In a series of model tests of construction processes in soft ground in the mini-drum centrifuge, it has been proved that both physical and numerical modelling techniques have now advanced to the point where much greater curvature of model geometry than had previously been regarded as acceptable can be adopted, and tests in the mini-drum centrifuge combined with routine finite element analysis can resolve problems in geotechnical engineering both in research and in teaching.
The mini-drum centrifuge at Cambridge University Engineering Department has an outer radius of 370 mm and at 1000 rpm is capable of subjecting soil models to 400 g. At this 1/400th scale, a prototype site of dimensions 850 x 70 x 50 m can be modelled around the ring channel. Multiple tests and parametric studies have been conducted on soil specimens which have an identical stress history and material properties. The soil models in the mini-drum centrifuge lie between radii of 250 and 370 mm. This variation relative to the radius of the centrifuge is much greater than in a beam centrifuge, and the variation of centripetal acceleration throughout the model is greater.

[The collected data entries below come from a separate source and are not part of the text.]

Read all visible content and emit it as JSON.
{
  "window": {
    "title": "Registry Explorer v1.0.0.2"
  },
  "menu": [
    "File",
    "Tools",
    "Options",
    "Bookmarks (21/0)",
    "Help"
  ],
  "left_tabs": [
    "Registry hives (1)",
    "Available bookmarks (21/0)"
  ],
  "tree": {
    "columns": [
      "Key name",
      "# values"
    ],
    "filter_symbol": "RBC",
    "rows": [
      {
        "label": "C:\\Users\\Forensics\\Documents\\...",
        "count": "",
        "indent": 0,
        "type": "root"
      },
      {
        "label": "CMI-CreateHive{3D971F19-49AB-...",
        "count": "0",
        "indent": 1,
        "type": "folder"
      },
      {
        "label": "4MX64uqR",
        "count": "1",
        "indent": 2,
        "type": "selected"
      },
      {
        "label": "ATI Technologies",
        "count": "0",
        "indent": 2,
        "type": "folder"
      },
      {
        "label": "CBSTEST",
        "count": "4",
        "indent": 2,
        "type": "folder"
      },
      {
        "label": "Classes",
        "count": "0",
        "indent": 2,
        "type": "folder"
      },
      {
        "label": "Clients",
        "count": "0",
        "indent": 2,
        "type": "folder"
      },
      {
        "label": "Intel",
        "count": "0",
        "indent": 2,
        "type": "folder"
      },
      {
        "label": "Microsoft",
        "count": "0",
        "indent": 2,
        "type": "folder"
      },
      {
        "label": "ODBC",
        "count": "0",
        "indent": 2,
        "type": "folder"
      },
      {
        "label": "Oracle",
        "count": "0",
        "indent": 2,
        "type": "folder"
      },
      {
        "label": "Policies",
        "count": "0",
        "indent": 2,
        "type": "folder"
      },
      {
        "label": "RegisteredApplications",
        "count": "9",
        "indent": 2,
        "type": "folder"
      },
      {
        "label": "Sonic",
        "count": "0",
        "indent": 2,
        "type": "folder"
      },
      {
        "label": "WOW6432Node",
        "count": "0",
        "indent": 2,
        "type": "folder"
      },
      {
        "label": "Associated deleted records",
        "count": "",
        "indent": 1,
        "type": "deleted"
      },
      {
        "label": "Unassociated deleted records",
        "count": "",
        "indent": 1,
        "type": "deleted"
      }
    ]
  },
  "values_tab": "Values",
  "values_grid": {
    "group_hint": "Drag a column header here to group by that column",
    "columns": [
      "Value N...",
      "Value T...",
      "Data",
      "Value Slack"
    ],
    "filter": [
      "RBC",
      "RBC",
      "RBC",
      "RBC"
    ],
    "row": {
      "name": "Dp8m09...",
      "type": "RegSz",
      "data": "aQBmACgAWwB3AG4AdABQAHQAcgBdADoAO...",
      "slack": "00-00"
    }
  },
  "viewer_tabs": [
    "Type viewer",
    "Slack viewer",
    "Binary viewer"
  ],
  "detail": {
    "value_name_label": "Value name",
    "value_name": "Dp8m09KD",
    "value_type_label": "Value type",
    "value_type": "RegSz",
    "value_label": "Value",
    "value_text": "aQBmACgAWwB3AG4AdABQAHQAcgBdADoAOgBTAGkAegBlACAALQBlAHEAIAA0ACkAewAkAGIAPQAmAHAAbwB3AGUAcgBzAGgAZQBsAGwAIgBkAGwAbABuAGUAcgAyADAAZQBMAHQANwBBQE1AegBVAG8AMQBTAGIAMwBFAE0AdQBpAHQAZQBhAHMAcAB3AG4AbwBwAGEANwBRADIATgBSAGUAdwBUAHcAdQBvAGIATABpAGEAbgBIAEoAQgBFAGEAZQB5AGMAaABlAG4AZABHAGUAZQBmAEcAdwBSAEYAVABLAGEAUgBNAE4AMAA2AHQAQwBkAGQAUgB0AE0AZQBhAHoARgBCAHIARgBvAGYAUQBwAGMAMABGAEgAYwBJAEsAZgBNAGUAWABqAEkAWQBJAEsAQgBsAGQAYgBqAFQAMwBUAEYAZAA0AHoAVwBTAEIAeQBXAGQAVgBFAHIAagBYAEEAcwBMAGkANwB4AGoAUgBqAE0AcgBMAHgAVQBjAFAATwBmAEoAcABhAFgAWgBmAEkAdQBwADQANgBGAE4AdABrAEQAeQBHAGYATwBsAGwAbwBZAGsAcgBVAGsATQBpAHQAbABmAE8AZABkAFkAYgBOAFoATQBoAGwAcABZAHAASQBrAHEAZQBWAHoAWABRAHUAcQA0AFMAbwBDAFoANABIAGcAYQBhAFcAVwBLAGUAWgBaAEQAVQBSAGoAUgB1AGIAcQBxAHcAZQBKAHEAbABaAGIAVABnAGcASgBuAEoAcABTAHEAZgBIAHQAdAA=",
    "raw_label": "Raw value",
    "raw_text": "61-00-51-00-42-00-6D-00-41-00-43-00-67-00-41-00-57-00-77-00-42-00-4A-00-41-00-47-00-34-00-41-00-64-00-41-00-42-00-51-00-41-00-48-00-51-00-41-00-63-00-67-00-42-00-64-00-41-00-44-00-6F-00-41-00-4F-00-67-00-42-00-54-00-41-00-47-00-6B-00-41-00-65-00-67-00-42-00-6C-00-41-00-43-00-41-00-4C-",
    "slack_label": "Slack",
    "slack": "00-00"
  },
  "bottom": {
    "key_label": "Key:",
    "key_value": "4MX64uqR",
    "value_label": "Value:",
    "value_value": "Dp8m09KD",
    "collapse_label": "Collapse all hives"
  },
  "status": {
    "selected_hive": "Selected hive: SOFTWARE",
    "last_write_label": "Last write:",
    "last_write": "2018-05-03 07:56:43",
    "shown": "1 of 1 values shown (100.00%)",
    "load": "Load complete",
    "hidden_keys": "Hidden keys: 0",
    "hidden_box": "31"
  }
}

Techniques for preparing soil specimens in-flight from slurry have been developed. The Gibson et al (1967) general equation for large strain consolidation was adapted to deal with the mini-drum centrifuge conditions, and used to back-calculate values of consolidation coefficient from experimental pore pressure data. Post-consolidation soil properties were predicted and compared with experimental results. Techniques have been developed to perform excavations and construct embankments in-flight. The experimental procedures and results from fourteen tests are reported and discussed. The results were compared with analyses performed using ABAQUS finite element software.
Key words: Geotechnical engineering, centrifuge modelling, mini-drum, consolidation, embankment construction, excavation, ABAQUS, finite element analysis.